Nocturnal Hemodialysis Compared with Conventional Dialysis for End-Stage Renal Disease Treatment in Polycystic Kidney Disease Patients

Background: Autosomal dominant polycystic kidney disease (ADPKD) is the most common hereditary cause of end-stage renal disease (ESRD). Little is known about outcomes after in-center nocturnal hemodialysis (NHD) treatment in ADPKD patients with ESRD. Objectives: This study aimed to evaluate the effects of in-center NHD compared with conventional hemodialysis (CHD) and peritoneal dialysis (PD) in ADPKD. Methods: We used data of ADPKD adult patients with ESRD in the hospital database from 2000 to 2016. Propensity score matching, competing-risk regression, and Cox regression models were used for analysis.
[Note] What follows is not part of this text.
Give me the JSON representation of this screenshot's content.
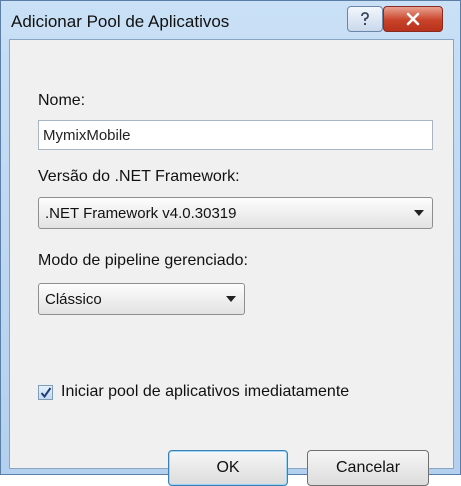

Results: A total of 170 ADPKD patients were included. The median follow-up time was 5.5 years. In the overall multivariate-adjusted analysis, no significant difference of mortality risk was found in NHD vs. CHD (hazard ratio [HR] 1.33, 95% CI 0.26–6.73, p = 0.31) and PD (HR 1.06, 95% CI 0.14–7.71, p = 0.55), respectively. The overall survival rate also was not significantly different among the 3 groups (p = 0.88). Based on the propensity score, 26 patients on CHD and 26 patients on PD were successfully matched to 13 NHD patients. In the matched analysis, NHD was not associated with a lower risk of mortality compared with CHD (HR 2.14, 95% CI 0.33–14.00, p = 0.31) and PD (HR 0.68, 95% CI 0.52–8.94, p = 0.55). The result was similar when treating renal transplantation as a competing event. However, NHD was associated with a lower rate of complications (38.5 vs. 84.6%, p = 0.003) and a higher level of serum albumin (p < 0.001) compared with PD. Conclusions: NHD may not be a better choice in survival compared with conventional dialysis modalities for ADPKD patients in this pilot study. Patients in NHD have fewer complications than PD. Future studies with large sample sizes and longer follow-up are required.